= William N. Kinnard =

American economist and academic (1926–2001)

William N. Kinnard, Jr. (September 12, 1926 ⁠–⁠ April 6, 2001) was an American economist and real estate investor. He was one of America's leading real estate educators, authors, and experts in the field of appraisal.

== Early life and education ==

Kinnard received a bachelor's degree with honors in economics from Swarthmore College, a Master of Business Administration (M.B.A.) in finance from the Wharton School and, later, earned a Ph.D. in economics from the University of Pennsylvania. He taught at Wesleyan University before becoming director of Urban Redevelopment for the City of Middletown.

== Career ==

Kinnard was an emeritus professor of finance and real estate at the University of Connecticut. He joined the faculty there in 1955, eventually chairing the Finance Department and serving as Associate Dean and Acting Dean before retiring in 1981. He was also the Director of the Institute of Urban Research and the Founding Director of the Center for Real Estate and Urban Economics. A real estate scholarship and a Professorship in Real Estate and Finance are sponsored at UConn in his name. He also taught as a visiting professor at the University of Florida, UCLA, and Brown.
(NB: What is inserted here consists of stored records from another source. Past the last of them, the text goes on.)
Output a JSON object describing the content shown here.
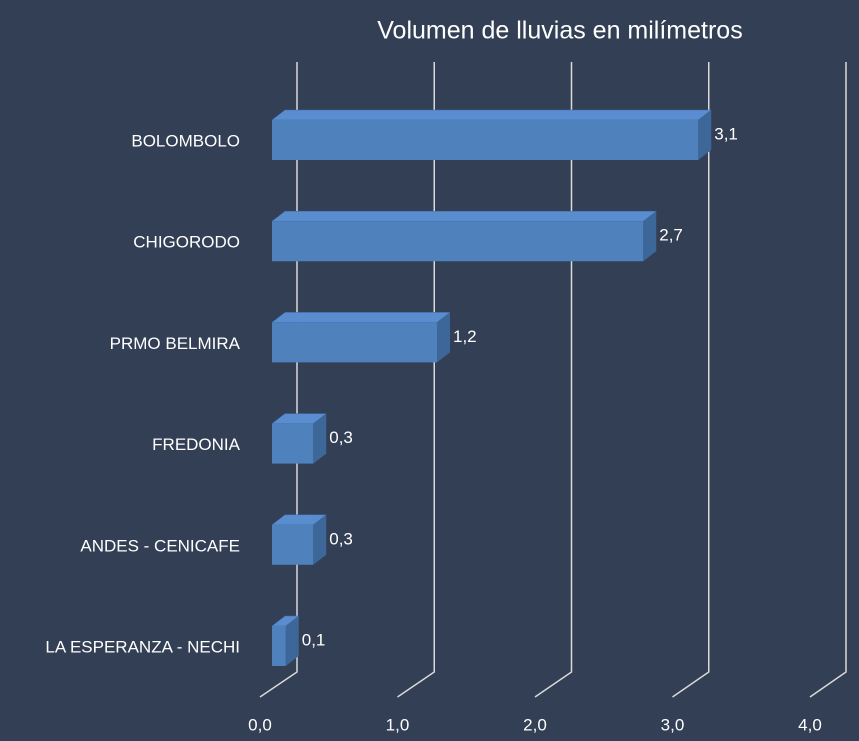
{
  "chart_data": {
    "type": "bar",
    "orientation": "horizontal",
    "three_d": true,
    "title": "Volumen de lluvias en milímetros",
    "categories": [
      "BOLOMBOLO",
      "CHIGORODO",
      "PRMO BELMIRA",
      "FREDONIA",
      "ANDES - CENICAFE",
      "LA ESPERANZA - NECHI"
    ],
    "values": [
      3.1,
      2.7,
      1.2,
      0.3,
      0.3,
      0.1
    ],
    "value_labels": [
      "3,1",
      "2,7",
      "1,2",
      "0,3",
      "0,3",
      "0,1"
    ],
    "color": "#4f81bd",
    "xlim": [
      0,
      4
    ],
    "xticks": [
      {
        "value": 0,
        "label": "0,0"
      },
      {
        "value": 1,
        "label": "1,0"
      },
      {
        "value": 2,
        "label": "2,0"
      },
      {
        "value": 3,
        "label": "3,0"
      },
      {
        "value": 4,
        "label": "4,0"
      }
    ],
    "grid": true
  }
}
Kinnard was a president of the American Real Estate and Urban Economics Association and the founder of the Real Estate Counseling Group of America. The Appraisal Institute annually gives the Kinnard Award in his honor to the leading real estate appraisal educator in the U.S. After his death, the American Real Estate Society and the Appraisal Institute co-published the text Essays in Honor of William N. Kinnard, Jr. as a memorial. Contributing editors and authors constitute a cross-section of the leading real estate appraisal experts in the world.

He was widely regarded as one of the leading authors, lecturers, and experts on the topic of real estate valuation. His text, Income Property Valuation, published in 1971, is still considered a classic in the field. Altogether, he authored or co-authored thirty-five texts and manuals and innumerable refereed journal articles, manuscripts, and essays starting in 1956 and continuing actively until his death in 2001.

Kinnard was awarded professional designations from the Society of Real Estate Appraisers, the American Institute of Real Estate Appraisers, the American Society of Appraisers, the Institute of Property Taxation, the American Institute of Corporate Asset Management, and the National Association of Realtors. He was inducted into Beta Gamma Sigma, Pi Gamma Mu, and Phi Kappa Phi honor societies. He was awarded the Armstrong/Kahn Award from the Appraisal Journal in 1999 and the James A. Graaskamp Award from the American Real Estate Society in 1995, among numerous other honors. He was a Fellow of the Homer Hoyt Institute.